Корочка висела перед Саниным носом, и голограмма переливалась в тусклом свете кафе.
Саня не дышал. Пельмень, который он так и не донёс до рта, наконец сорвался с вилки и шлёпнулся обратно в тарелку, забрызгав уксусом скатерть.
Я отложил ложку. Аккуратно вытер губы салфеткой, промокнул уголки рта, сложил салфетку пополам и положил рядом с тарелкой.
Не торопился. Потому что спешить было некуда, а вот посмотреть — было на что.
— Удостоверение, — попросил я. — Поближе, если не затруднит.
Первый агент чуть повернул корочку в мою сторону. Небрежно, как показывают проездной контролёру в автобусе — мельком, чтобы блеснуло и убралось.
Не убралось.
Я перехватил его запястье. Мягко, двумя пальцами, не сжимая, но и не отпуская, и поднёс корочку к глазам. Близко, на расстояние, на котором любая подделка начинает нервничать.
В прошлой жизни через мой кабинет на тридцать втором этаже прошли сотни проверок. Инспекции Синдикатов, аудиты Лиги, контрольные рейды Ведомства — я повидал столько настоящих корочек, что мог бы отличить подделку на ощупь, в темноте, с завязанными глазами. И, пожалуй, даже во сне.

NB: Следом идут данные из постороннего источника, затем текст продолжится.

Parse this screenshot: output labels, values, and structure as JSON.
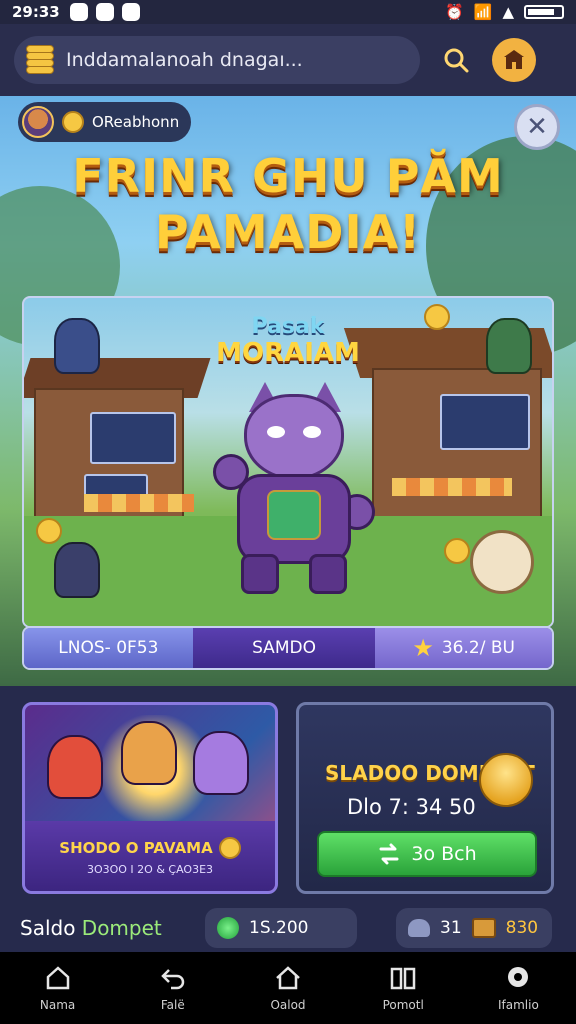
{
  "status_bar": {
    "time": "29:33"
  },
  "top_bar": {
    "search_text": "Inddamalanoah dnagaı...",
    "icons": {
      "left": "coins-stack-icon",
      "search": "search-icon",
      "shop": "shop-icon"
    }
  },
  "hero": {
    "player_name": "OReabhonn",
    "title_line1": "FRINR GHU PĂM",
    "title_line2": "PAMADIA!",
    "art_title_line1": "Pasak",
    "art_title_line2": "MORAIAM"
  },
  "stats": [
    {
      "label": "LNOS- 0F53"
    },
    {
      "label": "SAMDO"
    },
    {
      "label": "36.2/ BU",
      "icon": "star-icon"
    }
  ],
  "promo_card": {
    "title": "SHODO O PAVAMA",
    "subtitle": "3O3OO I 2O & ÇAO3E3"
  },
  "wallet_card": {
    "title": "SLADOO DOMPETT",
    "amount": "Dlo 7: 34 50",
    "button_label": "3o Bch"
  },
  "balance_row": {
    "label_part1": "Saldo ",
    "label_part2": "Dompet",
    "gem_value": "1S.200",
    "people_value": "31",
    "chest_value": "830"
  },
  "bottom_nav": [
    {
      "label": "Nama",
      "icon": "home-icon"
    },
    {
      "label": "Falë",
      "icon": "undo-icon"
    },
    {
      "label": "Oalod",
      "icon": "house-icon"
    },
    {
      "label": "Pomotl",
      "icon": "book-icon"
    },
    {
      "label": "Ifamlio",
      "icon": "chat-icon"
    }
  ],
  "colors": {
    "accent_gold": "#ffcf3a",
    "panel_bg": "#262a4c",
    "button_green": "#2aa33a"
  }
}
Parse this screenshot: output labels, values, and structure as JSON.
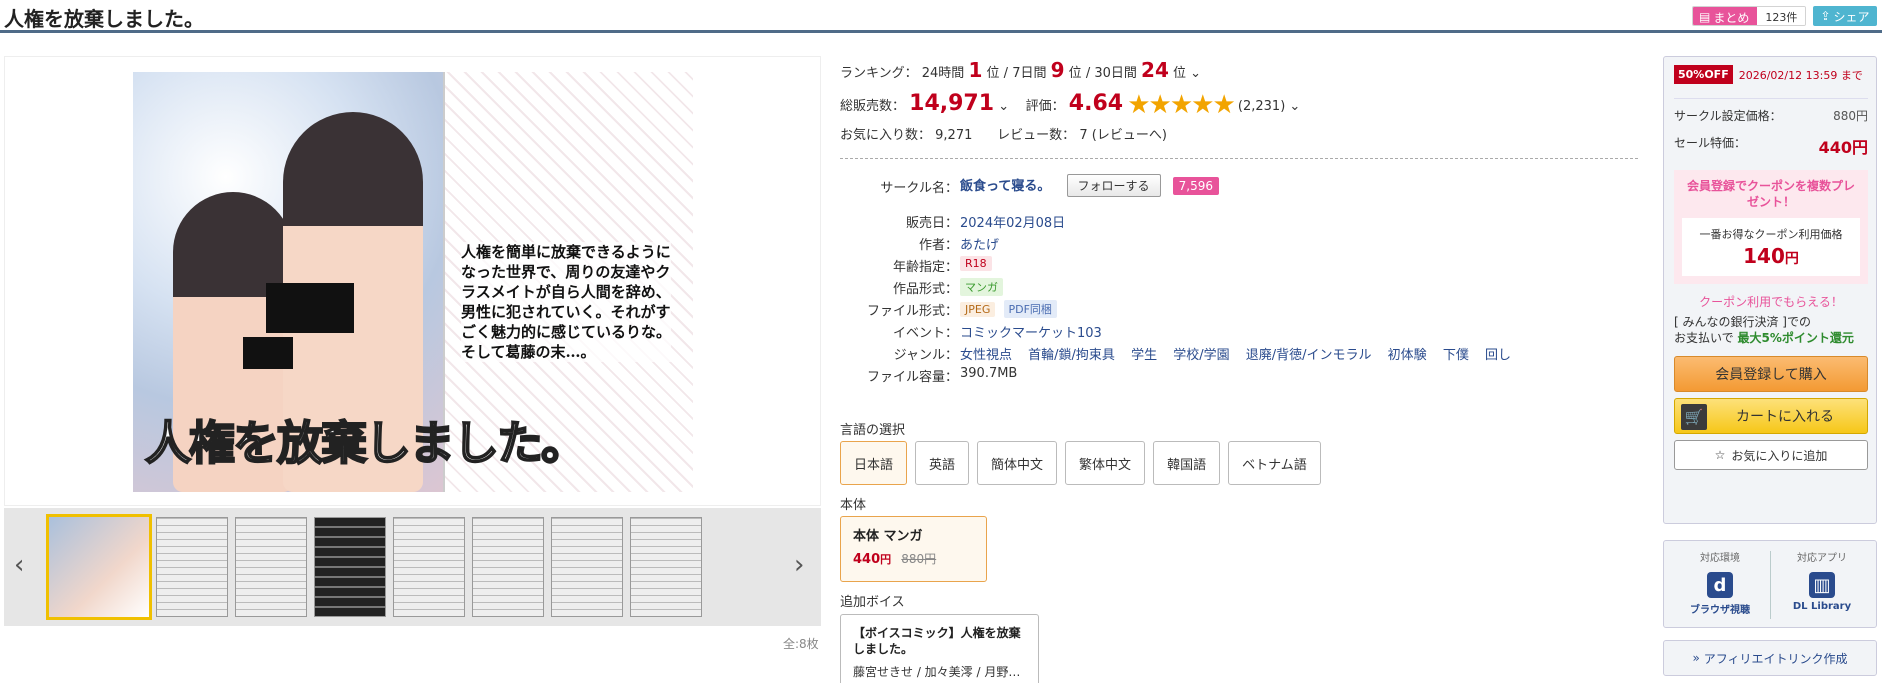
{
  "title": "人権を放棄しました。",
  "header": {
    "matome_label": "まとめ",
    "matome_count": "123件",
    "share_label": "シェア"
  },
  "gallery": {
    "cover_text": "人権を簡単に放棄できるようになった世界で、周りの友達やクラスメイトが自ら人間を辞め、男性に犯されていく。それがすごく魅力的に感じているりな。そして葛藤の末…。",
    "cover_title": "人権を放棄しました。",
    "total": "全:8枚"
  },
  "ranking": {
    "label": "ランキング：",
    "h24_label": "24時間",
    "h24_value": "1",
    "d7_label": "7日間",
    "d7_value": "9",
    "d30_label": "30日間",
    "d30_value": "24",
    "unit": "位"
  },
  "sales": {
    "label": "総販売数：",
    "value": "14,971",
    "rating_label": "評価：",
    "rating_value": "4.64",
    "stars": 5,
    "rating_count": "(2,231)"
  },
  "favorites": {
    "fav_label": "お気に入り数：",
    "fav_value": "9,271",
    "review_label": "レビュー数：",
    "review_value": "7",
    "review_link": "(レビューへ)"
  },
  "spec": {
    "circle_label": "サークル名：",
    "circle_value": "飯食って寝る。",
    "follow_label": "フォローする",
    "follow_count": "7,596",
    "release_label": "販売日：",
    "release_value": "2024年02月08日",
    "author_label": "作者：",
    "author_value": "あたげ",
    "age_label": "年齢指定：",
    "age_value": "R18",
    "type_label": "作品形式：",
    "type_value": "マンガ",
    "file_label": "ファイル形式：",
    "file_value1": "JPEG",
    "file_value2": "PDF同梱",
    "event_label": "イベント：",
    "event_value": "コミックマーケット103",
    "genre_label": "ジャンル：",
    "genres": [
      "女性視点",
      "首輪/鎖/拘束具",
      "学生",
      "学校/学園",
      "退廃/背徳/インモラル",
      "初体験",
      "下僕",
      "回し"
    ],
    "size_label": "ファイル容量：",
    "size_value": "390.7MB"
  },
  "language": {
    "label": "言語の選択",
    "options": [
      "日本語",
      "英語",
      "簡体中文",
      "繁体中文",
      "韓国語",
      "ベトナム語"
    ]
  },
  "honbun": {
    "label": "本体",
    "title": "本体 マンガ",
    "price": "440",
    "yen": "円",
    "old_price": "880円"
  },
  "voice": {
    "label": "追加ボイス",
    "title": "【ボイスコミック】人権を放棄しました。",
    "names": "藤宮せきせ / 加々美澪 / 月野…"
  },
  "purchase": {
    "sale_badge": "50%OFF",
    "sale_until": "2026/02/12 13:59 まで",
    "list_price_label": "サークル設定価格：",
    "list_price": "880円",
    "sale_price_label": "セール特価：",
    "sale_price": "440円",
    "coupon_heading": "会員登録でクーポンを複数プレゼント！",
    "coupon_sub": "一番お得なクーポン利用価格",
    "coupon_price": "140",
    "coupon_yen": "円",
    "coupon_note": "クーポン利用でもらえる！",
    "point_line1": "[ みんなの銀行決済 ]での",
    "point_line2": "お支払いで",
    "point_green": "最大5%ポイント還元",
    "buy_label": "会員登録して購入",
    "cart_label": "カートに入れる",
    "fav_label": "お気に入りに追加"
  },
  "env": {
    "env_label": "対応環境",
    "env_name": "ブラウザ視聴",
    "app_label": "対応アプリ",
    "app_name": "DL Library"
  },
  "affiliate_label": "アフィリエイトリンク作成",
  "colors": {
    "accent_red": "#c0001c",
    "pink": "#e8539a",
    "link_blue": "#2a4b8d",
    "orange_button": "#f39a33",
    "yellow_button": "#f6c718"
  }
}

Мир аномальных зверей — это большой спорт и большие деньги.
На самом верху сидят Синдикаты — гигантские корпорации, которые производят всё, от кормов до боевой брони, и финансируют тех, кто внизу.
Внизу — Гильдии, что-то вроде спортивных клубов: покупают бойцов, выставляют зверей на Арену, зарабатывают на турнирах.

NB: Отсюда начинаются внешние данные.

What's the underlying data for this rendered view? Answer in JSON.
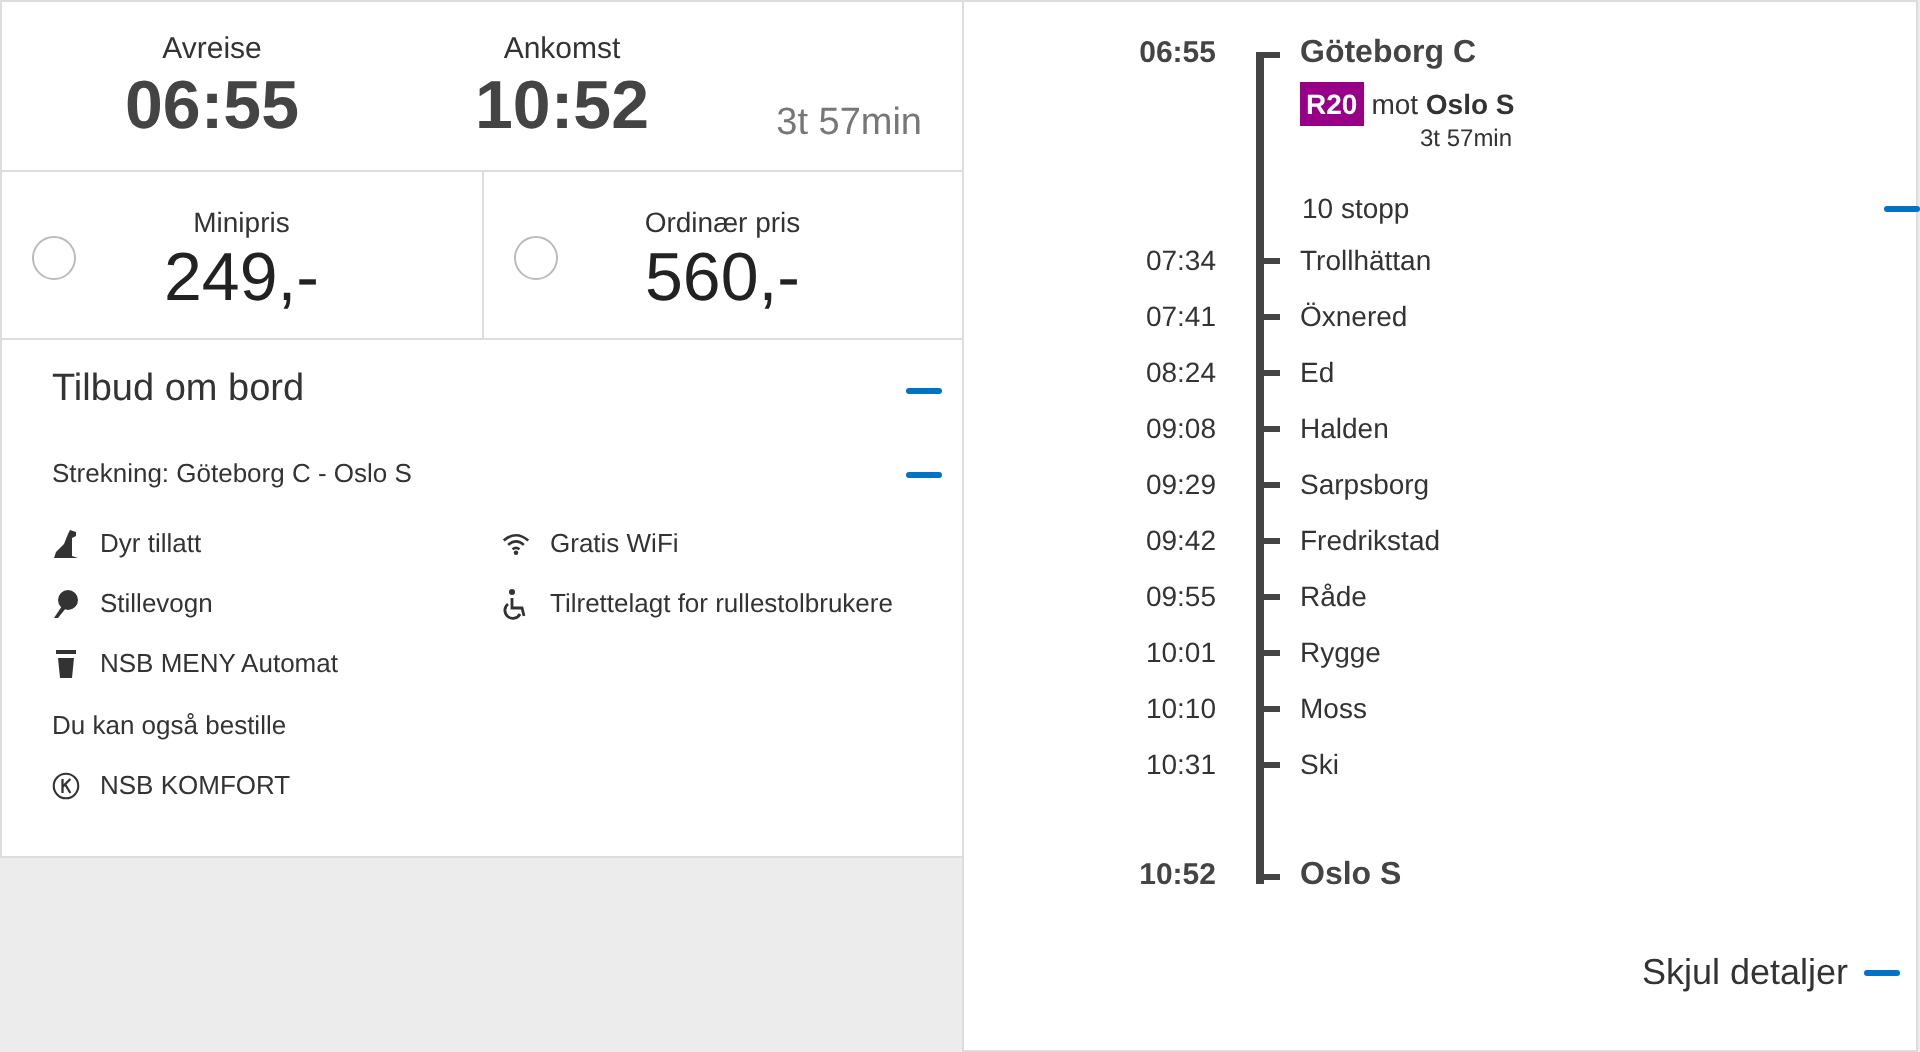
{
  "journey": {
    "departure_label": "Avreise",
    "departure_time": "06:55",
    "arrival_label": "Ankomst",
    "arrival_time": "10:52",
    "duration": "3t 57min"
  },
  "prices": [
    {
      "label": "Minipris",
      "amount": "249,-",
      "selected": false
    },
    {
      "label": "Ordinær pris",
      "amount": "560,-",
      "selected": false
    }
  ],
  "onboard": {
    "title": "Tilbud om bord",
    "expanded": true,
    "route": "Strekning: Göteborg C - Oslo S",
    "route_expanded": true,
    "facilities": [
      {
        "kind": "dog",
        "label": "Dyr tillatt"
      },
      {
        "kind": "wifi",
        "label": "Gratis WiFi"
      },
      {
        "kind": "quiet",
        "label": "Stillevogn"
      },
      {
        "kind": "wheelchair",
        "label": "Tilrettelagt for rullestolbrukere"
      },
      {
        "kind": "cup",
        "label": "NSB MENY Automat"
      }
    ],
    "extra_title": "Du kan også bestille",
    "extras": [
      {
        "kind": "komfort",
        "label": "NSB KOMFORT"
      }
    ]
  },
  "timeline": {
    "origin": {
      "time": "06:55",
      "station": "Göteborg C"
    },
    "line": {
      "badge": "R20",
      "color": "#990088",
      "direction": "mot **Oslo S**",
      "duration": "3t 57min"
    },
    "stops_label": "10 stopp",
    "stops_expanded": true,
    "stops": [
      {
        "time": "07:34",
        "station": "Trollhättan"
      },
      {
        "time": "07:41",
        "station": "Öxnered"
      },
      {
        "time": "08:24",
        "station": "Ed"
      },
      {
        "time": "09:08",
        "station": "Halden"
      },
      {
        "time": "09:29",
        "station": "Sarpsborg"
      },
      {
        "time": "09:42",
        "station": "Fredrikstad"
      },
      {
        "time": "09:55",
        "station": "Råde"
      },
      {
        "time": "10:01",
        "station": "Rygge"
      },
      {
        "time": "10:10",
        "station": "Moss"
      },
      {
        "time": "10:31",
        "station": "Ski"
      }
    ],
    "destination": {
      "time": "10:52",
      "station": "Oslo S"
    },
    "hide_details": "Skjul detaljer"
  }
}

Турниры проходят по Лигам, от самого дна до космоса: Бронзовая, Серебряная, Золотая, потом Национальная, а на вершине — Абсолютная, мировой чемпионат, куда попадают единицы. Мелкие Гильдии бьются в Бронзе, крупные — штурмуют Национальную и выше.
Так вот, фокус в том, что для обычного человека Синдикат — это большая страшная контора, с которой лучше не связываться. Никто не разбирается, крупный он или мелкий, бронзовый или национальный — сверкнули корочкой, рявкнули уверенным голосом, и большинство людей тут же прижимает уши и начинает сотрудничать.

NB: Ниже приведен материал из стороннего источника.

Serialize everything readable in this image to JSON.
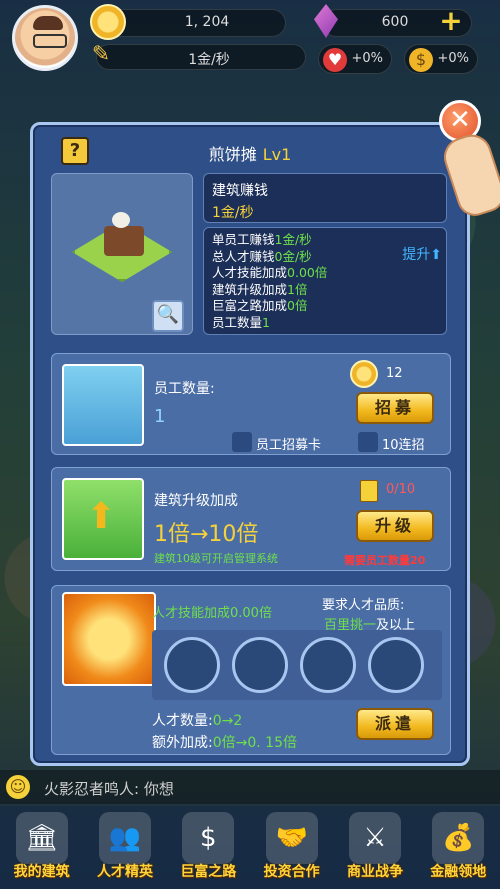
{
  "hud": {
    "coins": "1, 204",
    "gems": "600",
    "rate": "1金/秒",
    "buff_hearts": "+0%",
    "buff_coins": "+0%",
    "icons": [
      "avatar",
      "coin-icon",
      "gem-icon",
      "plus-icon",
      "pencil-icon",
      "heart-icon",
      "coin-bag-icon"
    ]
  },
  "panel": {
    "title": "煎饼摊",
    "level": "Lv1",
    "help": "?",
    "income_title": "建筑赚钱",
    "income_value": "1金/秒",
    "stats": {
      "per_staff_label": "单员工赚钱",
      "per_staff_value": "1金/秒",
      "talent_earn_label": "总人才赚钱",
      "talent_earn_value": "0金/秒",
      "talent_skill_label": "人才技能加成",
      "talent_skill_value": "0.00倍",
      "upgrade_bonus_label": "建筑升级加成",
      "upgrade_bonus_value": "1倍",
      "rich_path_label": "巨富之路加成",
      "rich_path_value": "0倍",
      "staff_count_label": "员工数量",
      "staff_count_value": "1"
    },
    "boost_label": "提升"
  },
  "staff_card": {
    "label": "员工数量:",
    "count": "1",
    "cost": "12",
    "recruit_button": "招募",
    "recruit_card_label": "员工招募卡",
    "ten_recruit_label": "10连招"
  },
  "upgrade_card": {
    "label": "建筑升级加成",
    "from_to": "1倍→10倍",
    "hint": "建筑10级可开启管理系统",
    "progress": "0/10",
    "upgrade_button": "升级",
    "requirement": "需要员工数量20"
  },
  "talent_card": {
    "skill_label": "人才技能加成0.00倍",
    "req_title": "要求人才品质:",
    "req_value": "百里挑一",
    "req_suffix": "及以上",
    "talent_count_label": "人才数量:",
    "talent_count_value": "0→2",
    "extra_label": "额外加成:",
    "extra_value": "0倍→0. 15倍",
    "dispatch_button": "派遣",
    "slots": 4
  },
  "chat": {
    "message": "火影忍者鸣人: 你想"
  },
  "tabs": [
    {
      "label": "我的建筑",
      "icon": "🏛"
    },
    {
      "label": "人才精英",
      "icon": "👥"
    },
    {
      "label": "巨富之路",
      "icon": "$"
    },
    {
      "label": "投资合作",
      "icon": "🤝"
    },
    {
      "label": "商业战争",
      "icon": "⚔"
    },
    {
      "label": "金融领地",
      "icon": "💰"
    }
  ]
}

На это и был расчёт: два амбала в плащах, казённый тон, голограмма — девяносто процентов горожан купились бы не глядя.
Беда этих ребят заключалась в том, что я попал в оставшиеся десять. Не потому что храбрый, а потому что я насмотрелся на настоящие корочки столько, что поддельную видел раньше, чем она успевала раскрыться.
И пугать меня Синдикатами было примерно так же перспективно, как пугать пожарного спичкой.
— Синдикат «Аврора», значит, — сказал я задумчиво, вертя корочку в руках. — А вот логотип почему-то прошлогодний. «Аврора» ребрендинг провела в феврале, теперь у них звезда шестиконечная, а не пятиконечная. Мелочь, конечно, но именно на таких мелочах и сыплются. Это первое.
Первый агент шевельнулся. Чуть-чуть, самую малость, но я заметил.
— Голограмма, — продолжил я. — У настоящих синдикатских корочек защитная полоса идёт под углом, а не горизонтально. И меняет цвет при наклоне. Ваша — не меняет. Потому что это фольга, а не голограмма. Это второе.
Второй агент переступил с ноги на ногу. Тоже мелочь, но мелочь говорящая. Корочка была ненастоящая. И даже не очень старалась ею притвориться.
— И главное, ребята, — я постучал ногтем по углу корочки, где ламинат отходил, обнажая белый картонный срез, и это, признаюсь, доставило мне почти физическое удовольствие, — вы эту штуку дома утюгом клеили? У нас вот меню в этом кафе, — я поднял заляпанную пластиковую карточку со стола и для наглядности постучал ей по корочке, — заламинировано качественнее. А на нём, между прочим, суп дня за пятьсот двадцать рублей. Уважайте профессию, что ли.
Тишина. Из тех, что бывают в кафе, когда все за соседними столиками вроде бы едят и не слушают, но жуют при этом подозрительно тихо.
Саня смотрел на меня так, как, вероятно, смотрели древние греки на Прометея, когда тот притащил им огонь. Рот открыт, глаза как блюдца, а на лице — восторг, который обычно наблюдается у людей в момент религиозного откровения или при виде очень большой скидки.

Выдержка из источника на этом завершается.